Thinking About – What art will we leave behind?
This article really continues the theme set by a recent post about a moment that changed modern Paganism.
If the publication of Triumph of the Moon gave modern Pagans the permission to accept that our path was relatively new, that the stories we had been told of a surviving ancient Witch Cult by the likes of Margaret Murray (her terminology, not mine) weren’t based on fact, but were more hopeful creations, then we are indeed right at the beginning of something vibrant, magical, and potent. The squabbles people see, either in groups, or on the internet, are a part of a new path finding its feet (even though they can be quite upsetting and destructive).
It took a while for people to accept this, and some still hold on to the ‘unbroken lineage’ thing, and in some ways that’s quite ok, because although the path may be cracked, and in places you’ll find quite large areas where the path completely disappears, the inspiration, the stories, the poetry of Bards who lived at least 1400 years ago, and who wrote about places, Gods, and heroes whose names maybe, just maybe, would have been known and understood by those we call the ancient Druids, is still there. And what is definitely still there is the Book of Nature, giving all of the lessons and wisdom that could be learnt in a lifetime.
How exciting is that!
A week or so ago me and Cerri watched a TV program called Civilisations. We watched the first episode when it was on TV, then at the end the announcer said that the rest of the series was already on iPlayer and could be watched right now. So we engaged in that now common practice – we made some tea, and binged the entire series.
It was great. It showed the changes in art throughout the many civilisations that had come to the fore since the Neolithic. From cave painting, to the Sistine Chapel, and it got me thinking. If, as I said in that previous article, we will one day be the ancient ancestors, and one day what we now know as a young spirituality, will indeed be an ancient Paganism, what art are we creating? What art are we leaving to show future generations how we saw the world?
I think many of us found our Pagan paths through the New Age movement back in the 80s and 90s and as I think back I remember that it was the art of two painters whose vision of the magical world reached right into my heart and soul. They were Peter Pracownik, and Andrew Forrest. I looked at their work and the images just drew me into another world. I could feel that the magic within their art was all around me, in the trees, plants and the landscape, and I have no doubt that the worlds created by Peter and Andrew helped me with my creative visualisation, and thus my inner Journeying.
Later on I was enchanted by the art of Cornish artist Sarah Vivian. For many years she would be an exhibitor at the Pagan Federation Devon and Cornwall conference, and each time I had a new CD out we would do a swap of CD for print. I have her prints, and a large Peter Pracownik print on the walls of my studio, and they give me constant inspiration. All I need to do is look into their frames, and I find myself once more lost in a world of magic and wonder.
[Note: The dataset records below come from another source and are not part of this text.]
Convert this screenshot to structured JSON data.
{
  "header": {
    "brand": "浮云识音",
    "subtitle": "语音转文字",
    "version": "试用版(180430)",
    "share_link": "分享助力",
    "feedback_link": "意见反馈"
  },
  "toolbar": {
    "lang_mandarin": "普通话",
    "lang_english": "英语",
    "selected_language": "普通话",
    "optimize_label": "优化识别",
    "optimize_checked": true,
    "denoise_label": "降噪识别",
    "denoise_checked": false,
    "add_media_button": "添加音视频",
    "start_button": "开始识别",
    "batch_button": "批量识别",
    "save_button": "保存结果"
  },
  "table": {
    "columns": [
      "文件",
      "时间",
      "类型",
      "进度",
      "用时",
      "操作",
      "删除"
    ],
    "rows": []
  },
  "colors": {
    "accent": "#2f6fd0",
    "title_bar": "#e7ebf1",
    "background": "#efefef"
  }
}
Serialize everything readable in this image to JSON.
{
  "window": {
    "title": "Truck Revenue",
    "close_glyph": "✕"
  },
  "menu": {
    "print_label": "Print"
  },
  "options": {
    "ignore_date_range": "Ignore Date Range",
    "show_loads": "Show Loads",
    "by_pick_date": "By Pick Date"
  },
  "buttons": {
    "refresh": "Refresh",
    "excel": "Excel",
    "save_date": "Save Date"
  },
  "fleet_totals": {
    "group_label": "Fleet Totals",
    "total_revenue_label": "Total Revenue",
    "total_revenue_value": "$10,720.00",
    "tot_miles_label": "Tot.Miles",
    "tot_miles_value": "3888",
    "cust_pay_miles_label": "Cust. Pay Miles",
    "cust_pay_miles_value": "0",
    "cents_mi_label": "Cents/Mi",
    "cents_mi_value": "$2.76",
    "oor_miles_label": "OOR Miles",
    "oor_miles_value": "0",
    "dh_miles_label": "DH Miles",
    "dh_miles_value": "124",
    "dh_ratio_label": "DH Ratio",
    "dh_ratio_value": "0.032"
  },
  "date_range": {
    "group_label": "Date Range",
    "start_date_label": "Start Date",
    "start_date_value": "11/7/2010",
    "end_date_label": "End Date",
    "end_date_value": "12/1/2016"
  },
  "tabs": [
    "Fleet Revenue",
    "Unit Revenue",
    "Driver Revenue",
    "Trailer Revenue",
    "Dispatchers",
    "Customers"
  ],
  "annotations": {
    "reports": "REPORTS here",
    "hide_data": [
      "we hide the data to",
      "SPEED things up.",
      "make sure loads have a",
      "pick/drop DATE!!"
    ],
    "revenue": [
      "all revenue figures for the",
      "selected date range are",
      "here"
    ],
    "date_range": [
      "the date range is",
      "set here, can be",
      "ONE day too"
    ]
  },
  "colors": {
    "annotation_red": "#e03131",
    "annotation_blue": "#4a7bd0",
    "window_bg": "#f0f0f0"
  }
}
Last year during my time spent at PSG in the USA I was introduced to the work of Laura Tempest Zakroff. Very different work from Peter and Andrew, but just as potent. I can imagine some of Laura’s art being discovered on the walls of ancient caves in the year 3000.
And of course there is the art from my wife Cerri, who has designed the album art for all of my CDs since Herne’s Apprentice, and also created the “Herne Horns’ design I have used as my logo since then on various albums, my website, and my guitar picks. A logo that has been used as tattoos, on lingerie (honestly), and at one event she met a man who asked why she had copied the logo and it was copyright. It turned out that one of his Coveners had done the copying, and told the group it was his design. Her clay sculptures sit upon the altars of Pagans across the world, and her silver and bronze clay jewellery is also to be seen around the necks of many magical folk.
There are loads more. Paganism does inspire the creative soul that’s for sure. But I wonder how our art will survive over the coming centuries. And not just our art, but our music, and books. If there are still documentary programs being made in the year 3000 (maybe being transmitted directly into our heads by then…) what might they make of the art left behind by the ancient Pagans of the year 2000? Will they care? Will any survive? Might it be that the lust for new stuff and upgrades means that each new generation will leave the old stuff behind, and simply go for the new? If indeed there is such a thing as reincarnation, will I return and see one of Cerri’s sculptures as an exhibit in the British Museum? Or an ancient Peter Pracownik original being carefully restored for the ‘Tate 3000 Exhibition of Pagan Art from the Ancient World’? It’s interesting to consider this. What of our traditions’ art may survive? What will we leave to show the people of the future how we saw the world?